Monday, November 29, 2010

Redspeed Camera Van Spontaneously Combusts

SBYNews is reporting that a speed camera van in the town of Fruitland spontaneously caught on fire on Saturday.  The incident is believed to be because of an electrical failure, not vandalism.  The speed camera van, owned by Redspeed, is apparently designed to automatically restart its engines when the batteries for the speed camera equipment begin to run low.

Fruitland awarded a 3 year contract for these cameras to a partnership between Brekford Corp and Redspeed according to a Brekford press release, however the partnership between the two companies was terminated earlier this year.  Now Redspeed provides the cameras and related services in exchange for a portion of the ticket revenues.  Fruitland's 'school zone' speed cameras were previously reported to be located outside the posted school zone, a fact confirmed to us by a resident in the area.

Thursday, November 11, 2010

Maryland SafeZones Camera Van Caught Speeding

WBFF News Baltimore has reported on a Maryland 'Safe Zones' speed camera van caught traveling 80mph on I-70.  A motorist tailed the van and recorded a video clearly showing the van's 'safezones' insignia, and showed his speedometer reaching 80mph as he matched the van's speed.  Over the last year the Safe Zones vans have issued over 150,000 speeding citations at 5 work zones on interstate highways  I-695, I-95, and US 15.

In Montgomery County it had been previously reported that some police officers who received speed camera tickets had refused to pay the citations under the advice of their police union.

One might ask whether the state is really doing everything it can to gain voluntary compliance with speed limits, when its own law enforcement vehicles are setting the example of speeding?

Friday, November 5, 2010

Montgomery County's Top 5 Money Makers Revealed

ABC News 7 has revealed the 5 camera sites in Montgomery County grossing more revenue than any others in the county's program.  77,668 citations were reportedly issued by these 5 cameras, bringing in a total of $3.1million in revenue for a 12 month period ending in August.  The county's contractor, ACS State and Local Solution, received a $16.25 cut out of each citation, or $1,262,105 from these 5 cameras sites alone.

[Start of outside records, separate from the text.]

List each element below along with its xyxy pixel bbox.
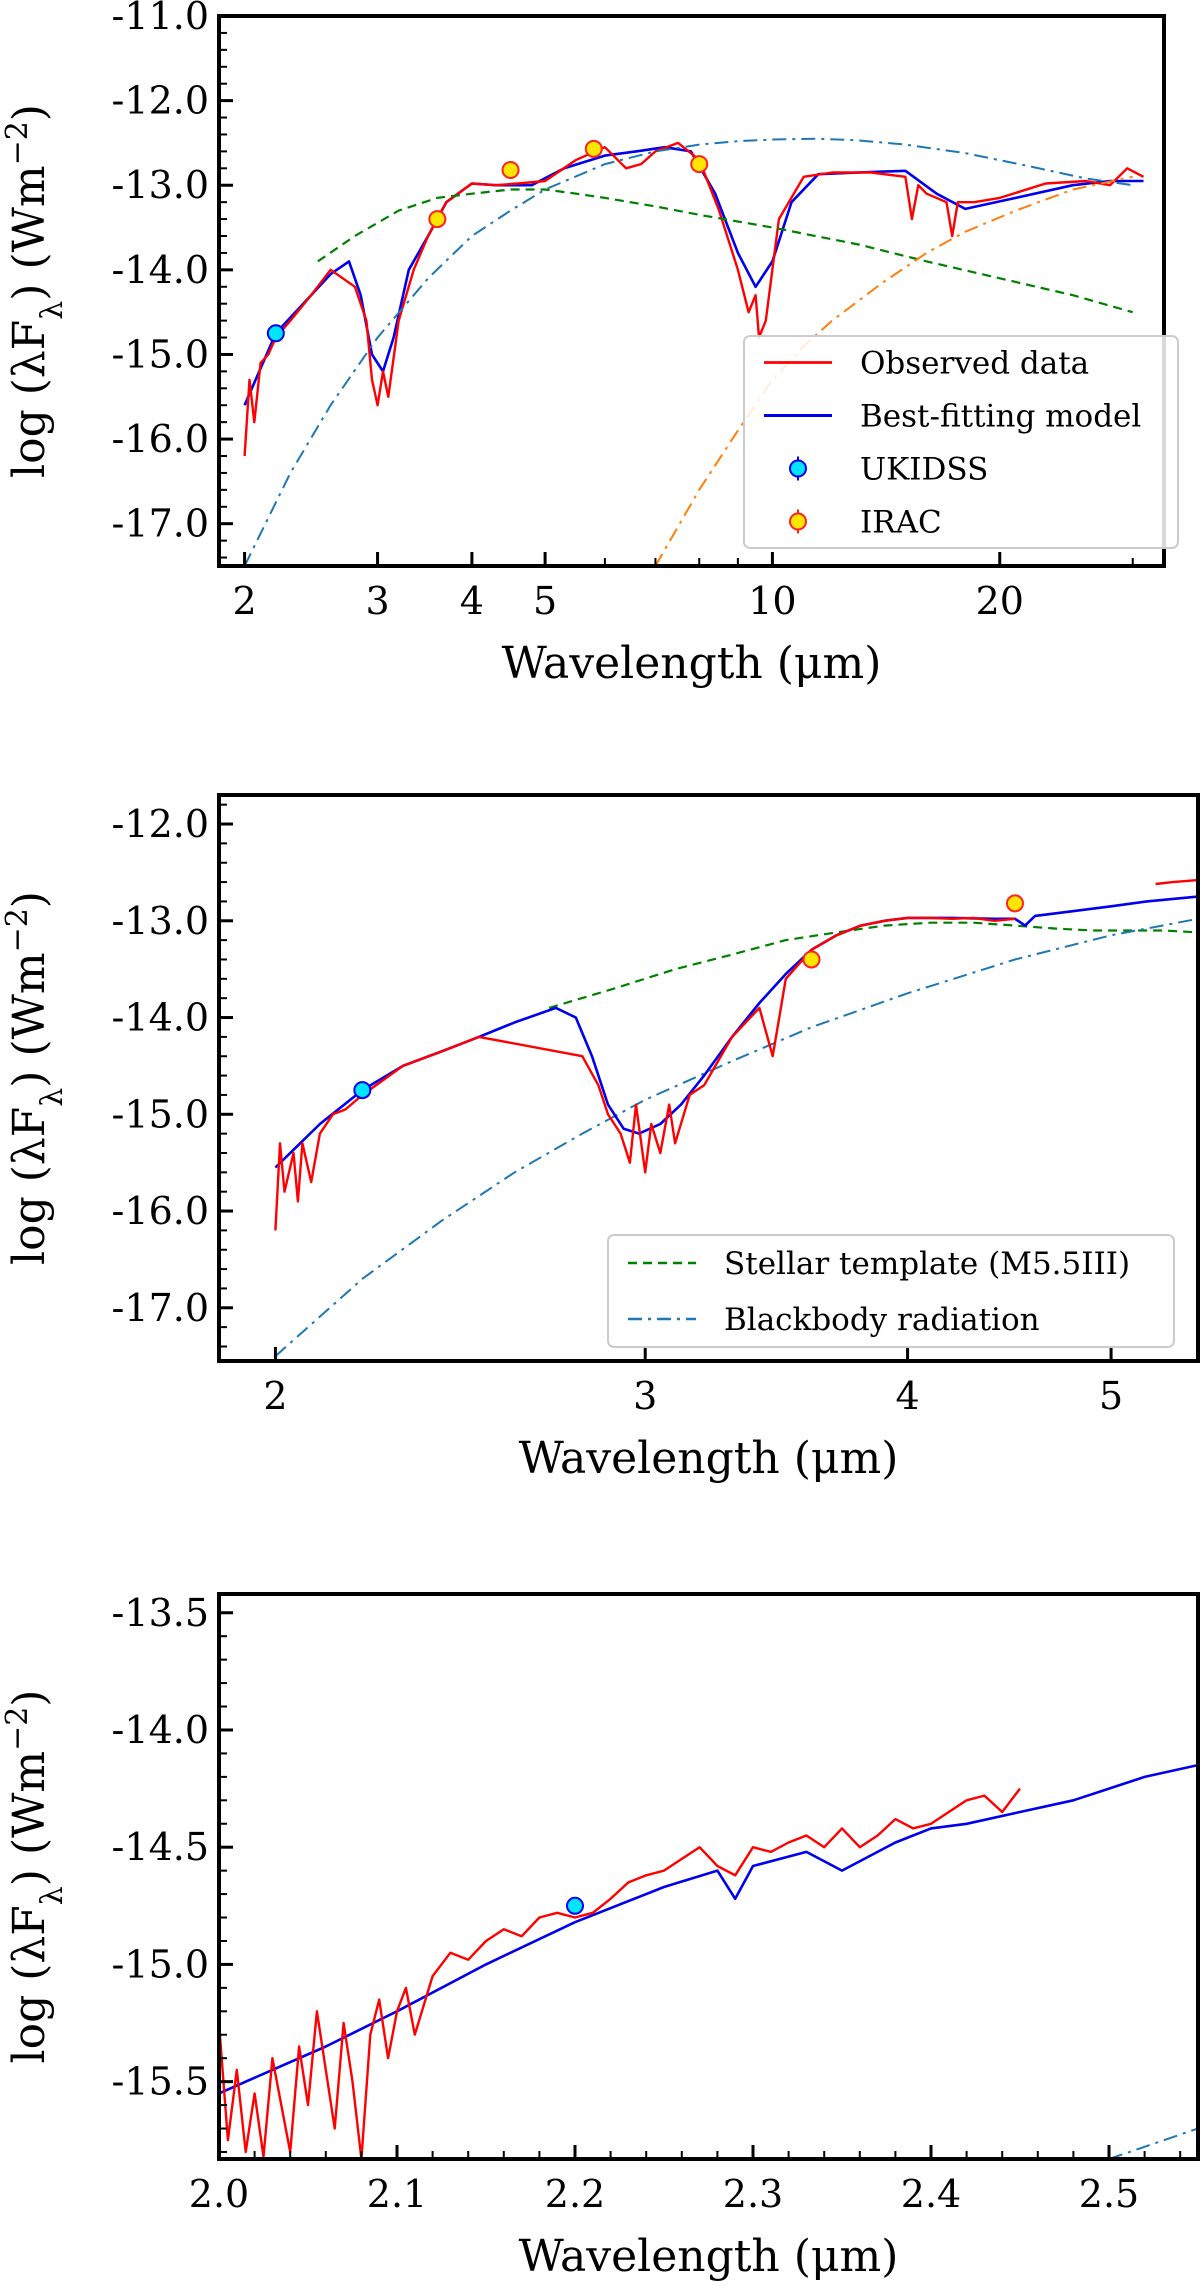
x-axis-label: Wavelength (μm) [502, 638, 882, 689]
y-axis-label-tail: ) (Wm [4, 165, 55, 300]
legend-label: Best-fitting model [860, 399, 1141, 435]
x-tick-label: 10 [748, 579, 796, 623]
y-tick-label: -12.0 [112, 79, 209, 123]
irac-point [1005, 894, 1024, 913]
x-tick-label: 2.2 [545, 2172, 605, 2216]
legend-box [607, 1234, 1175, 1348]
y-tick-label: -13.5 [112, 1591, 209, 1635]
x-tick-label: 2.5 [1079, 2172, 1139, 2216]
x-axis-label: Wavelength (μm) [519, 1433, 899, 1484]
legend-label: Stellar template (M5.5III) [724, 1246, 1130, 1282]
legend-label: IRAC [860, 505, 942, 541]
ukidss-point [353, 1081, 372, 1100]
legend-ukidss-marker [789, 459, 807, 478]
y-axis-label-sub: λ [35, 301, 70, 320]
x-tick-label: 4 [895, 1374, 919, 1418]
y-tick-label: -17.0 [112, 1286, 209, 1330]
chart-panel-top: -11.0 -12.0 -13.0 -14.0 -15.0 -16.0 -17.0 2 3 4 5 1… [0, 0, 1179, 689]
x-tick-label: 2.3 [723, 2172, 783, 2216]
y-tick-label: -17.0 [112, 502, 209, 546]
y-axis-label-main: log (λF [4, 1107, 55, 1265]
irac-point [690, 155, 709, 174]
y-axis-label-sup: −2 [0, 1707, 35, 1751]
y-tick-label: -15.0 [112, 332, 209, 376]
y-tick-label: -15.0 [112, 1092, 209, 1136]
y-tick-label: -14.0 [112, 996, 209, 1040]
y-tick-label: -15.5 [112, 2060, 209, 2104]
series-observed-line [219, 1787, 1021, 2159]
irac-point [802, 950, 821, 969]
y-axis-label-end: ) [4, 104, 55, 121]
y-tick-label: -12.0 [112, 802, 209, 846]
ukidss-point [266, 324, 285, 343]
axes-frame [217, 14, 1166, 568]
series-dust-line [654, 175, 1133, 566]
irac-point [428, 210, 447, 229]
x-tick-label: 20 [976, 579, 1024, 623]
irac-point [584, 139, 603, 158]
x-tick-label: 3 [633, 1374, 657, 1418]
y-axis-label-main: log (λF [4, 320, 55, 478]
legend-label: Blackbody radiation [724, 1302, 1040, 1338]
y-axis-label-sup: −2 [0, 121, 35, 165]
y-tick-label: -16.0 [112, 417, 209, 461]
y-tick-label: -14.5 [112, 1825, 209, 1869]
y-tick-label: -14.0 [112, 248, 209, 292]
series-observed-line [243, 141, 1145, 457]
x-tick-label: 2.0 [189, 2172, 249, 2216]
x-tick-label: 5 [533, 579, 557, 623]
legend-label: UKIDSS [860, 452, 988, 488]
x-tick-label: 2.1 [367, 2172, 427, 2216]
legend-label: Observed data [860, 346, 1089, 382]
series-observed-line [1155, 878, 1198, 886]
y-axis-label-sup: −2 [0, 908, 35, 952]
series-stellar-line [317, 188, 1134, 314]
x-tick-label: 2.4 [901, 2172, 961, 2216]
axes-frame [217, 793, 1200, 1363]
y-tick-label: -15.0 [112, 1942, 209, 1986]
plot-series-group [243, 137, 1145, 566]
y-axis-label: log (λFλ) (Wm−2) [0, 104, 70, 478]
plot-series-group [219, 1763, 1198, 2159]
chart-panel-middle: -12.0 -13.0 -14.0 -15.0 -16.0 -17.0 2 3 4 5 Wavele… [0, 793, 1200, 1484]
y-tick-label: -14.0 [112, 1708, 209, 1752]
axes-frame [217, 1592, 1200, 2161]
y-tick-label: -16.0 [112, 1189, 209, 1233]
series-model-line [219, 1763, 1198, 2095]
x-tick-label: 5 [1099, 1374, 1123, 1418]
y-axis-label: log (λFλ) (Wm−2) [0, 1690, 70, 2064]
x-tick-label: 3 [365, 579, 389, 623]
x-axis-label: Wavelength (μm) [519, 2231, 899, 2282]
x-tick-label: 2 [263, 1374, 287, 1418]
irac-point [501, 161, 520, 179]
series-stellar-line [548, 921, 1198, 1009]
series-blackbody-line [1108, 2127, 1198, 2159]
series-observed-line [274, 916, 1016, 1231]
y-axis-label-sub: λ [35, 1088, 70, 1107]
x-tick-label: 2 [232, 579, 256, 623]
y-axis-label: log (λFλ) (Wm−2) [0, 891, 70, 1265]
legend-irac-marker [789, 512, 807, 531]
y-tick-label: -13.0 [112, 899, 209, 943]
x-tick-label: 4 [460, 579, 484, 623]
y-axis-label-sub: λ [35, 1886, 70, 1905]
y-axis-label-end: ) [4, 891, 55, 908]
y-tick-label: -11.0 [112, 0, 209, 38]
chart-panel-bottom: -13.5 -14.0 -14.5 -15.0 -15.5 2.0 2.1 2.2 2.3 2.4… [0, 1591, 1200, 2282]
ukidss-point [566, 1896, 584, 1915]
series-blackbody-line [243, 137, 1133, 566]
y-axis-label-end: ) [4, 1690, 55, 1707]
legend-box [743, 335, 1179, 549]
series-blackbody-line [274, 917, 1198, 1357]
y-axis-label-tail: ) (Wm [4, 1751, 55, 1886]
y-tick-label: -13.0 [112, 163, 209, 207]
y-axis-label-tail: ) (Wm [4, 952, 55, 1087]
y-axis-label-main: log (λF [4, 1905, 55, 2063]
plot-series-group [274, 878, 1198, 1357]
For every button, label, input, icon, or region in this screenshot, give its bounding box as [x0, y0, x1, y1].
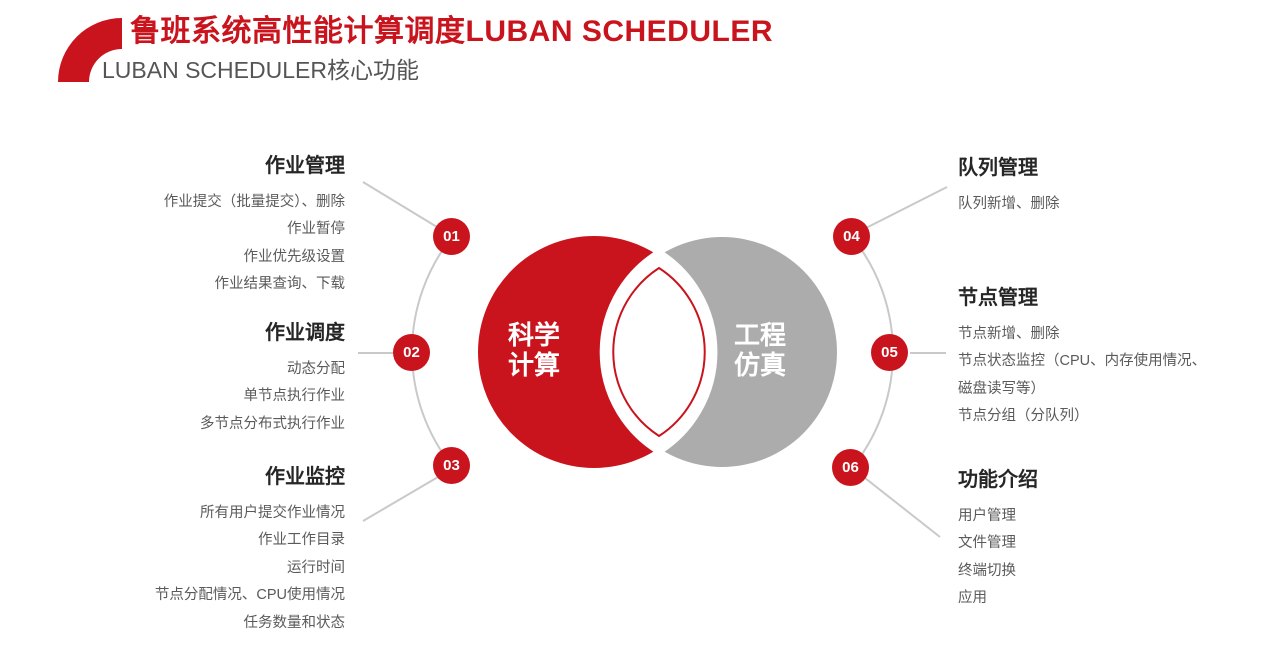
section-item-list: 作业提交（批量提交）、删除 作业暂停 作业优先级设置 作业结果查询、下载	[10, 189, 345, 299]
section-job-monitoring: 作业监控 所有用户提交作业情况 作业工作目录 运行时间 节点分配情况、CPU使用…	[10, 464, 345, 637]
step-badge-05: 05	[871, 334, 908, 371]
step-badge-04: 04	[833, 218, 870, 255]
step-badge-06: 06	[832, 449, 869, 486]
connector-line-06	[864, 477, 941, 538]
feature-item: 作业工作目录	[258, 532, 345, 549]
venn-label-line: 工程	[733, 320, 786, 350]
feature-item: 用户管理	[958, 508, 1016, 524]
section-job-scheduling: 作业调度 动态分配 单节点执行作业 多节点分布式执行作业	[10, 320, 345, 438]
venn-lens-outline	[612, 267, 706, 437]
swoosh-shape	[58, 18, 122, 82]
section-function-intro: 功能介绍 用户管理 文件管理 终端切换 应用	[958, 467, 1273, 613]
section-item-list: 节点新增、删除 节点状态监控（CPU、内存使用情况、 磁盘读写等） 节点分组（分…	[958, 321, 1273, 431]
feature-item: 作业暂停	[287, 221, 345, 238]
venn-label-line: 科学	[507, 320, 560, 350]
feature-item: 文件管理	[958, 535, 1016, 552]
feature-item: 运行时间	[287, 559, 345, 576]
section-title: 队列管理	[958, 157, 1038, 179]
page-subtitle: LUBAN SCHEDULER核心功能	[102, 57, 419, 83]
feature-item: 应用	[958, 590, 987, 607]
feature-item: 队列新增、删除	[958, 196, 1060, 212]
venn-label-engineering-simulation: 工程 仿真	[690, 320, 830, 380]
feature-item: 作业结果查询、下载	[214, 276, 346, 293]
section-title: 功能介绍	[958, 469, 1038, 491]
feature-item: 节点新增、删除	[958, 326, 1060, 342]
feature-item: 单节点执行作业	[243, 388, 346, 405]
page-title: 鲁班系统高性能计算调度LUBAN SCHEDULER	[130, 15, 773, 48]
feature-item: 节点状态监控（CPU、内存使用情况、	[958, 353, 1207, 370]
section-title: 节点管理	[958, 287, 1038, 309]
section-title: 作业调度	[265, 322, 345, 344]
connector-line-04	[865, 186, 948, 229]
feature-item: 作业优先级设置	[243, 248, 346, 265]
feature-item: 作业提交（批量提交）、删除	[163, 194, 345, 210]
feature-item: 任务数量和状态	[243, 614, 346, 631]
step-badge-03: 03	[433, 447, 470, 484]
section-item-list: 队列新增、删除	[958, 191, 1273, 218]
section-title: 作业监控	[265, 466, 345, 488]
step-badge-01: 01	[433, 218, 470, 255]
section-item-list: 所有用户提交作业情况 作业工作目录 运行时间 节点分配情况、CPU使用情况 任务…	[10, 500, 345, 637]
connector-line-01	[362, 181, 438, 228]
feature-item: 所有用户提交作业情况	[200, 505, 345, 521]
section-item-list: 用户管理 文件管理 终端切换 应用	[958, 503, 1273, 613]
feature-item: 节点分组（分队列）	[958, 408, 1089, 425]
step-badge-02: 02	[393, 334, 430, 371]
section-job-management: 作业管理 作业提交（批量提交）、删除 作业暂停 作业优先级设置 作业结果查询、下…	[10, 153, 345, 299]
venn-label-line: 计算	[507, 350, 560, 380]
section-queue-management: 队列管理 队列新增、删除	[958, 155, 1273, 218]
feature-item: 节点分配情况、CPU使用情况	[154, 587, 345, 604]
feature-item: 终端切换	[958, 562, 1016, 579]
section-item-list: 动态分配 单节点执行作业 多节点分布式执行作业	[10, 356, 345, 438]
header-swoosh-icon	[58, 18, 122, 82]
connector-line-03	[362, 476, 439, 522]
venn-label-line: 仿真	[733, 350, 786, 380]
venn-label-scientific-computing: 科学 计算	[464, 320, 604, 380]
feature-item: 多节点分布式执行作业	[200, 415, 345, 432]
feature-item: 磁盘读写等）	[958, 380, 1045, 397]
feature-item: 动态分配	[287, 361, 345, 377]
section-title: 作业管理	[265, 155, 345, 177]
section-node-management: 节点管理 节点新增、删除 节点状态监控（CPU、内存使用情况、 磁盘读写等） 节…	[958, 285, 1273, 431]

The top grossing camera, at 17700 Georgia Ave Northbound, is in a particularly ideal location.   The camera is place 0.1mile located a just few yards outside a posted school zone.  Montgomery County is uniquely permitted to have speed cameras outside school zones, and due to a loophole in the law the cameras posted outside school zones are permitted to operate on weekends whereas school zones cameras are not.  Yet the presence of the school zone close by still permits the county to claim the school as justification for having a camera enforcing the lower speed limit in this location even though they are not subject to the restrictions which come with that.  We previously documented the fact that according to the county's own report, as of June 2009 80% of camera sites located in Montgomery County were not located in designated school zones.

A similar situation applies to the camera at 13600 Darnestown Road, where a 40mph speed limit is dropped to 30mph and the camera placed 0.1mile down the road, and no posted school zone, a fact which we reported on shortly after that camera was installed.

Wednesday, November 3, 2010

Cameras Voted Down in Five US Cities is reporting that five more US cities have rejected photo enforcement in municipal referendums.  Ballot measures on red light cameras were held in Houston and Baytown in Texas, and voters rejected the cameras in both cases despite massive spending to influence the vote by a camera company.  In Mukiteo, Washington a referendum was held on speed and red light cameras with 70% of voters choosing to place new restrictions limiting the use of cameras.  A camera company attempted unsuccessfully to block the Mukiteo referendum in court.  In Anaheim, California voters passed a charter amendment banning red light cameras.And in Garfield Height, Ohio voters passed a measure banning speed cameras, despite the camera contractor funding a PR effort supporting the cameras.

Photo enforcement has been placed to a direct popular vote in a total of 16 municipalities in the US and has been rejected by voters every one of those times.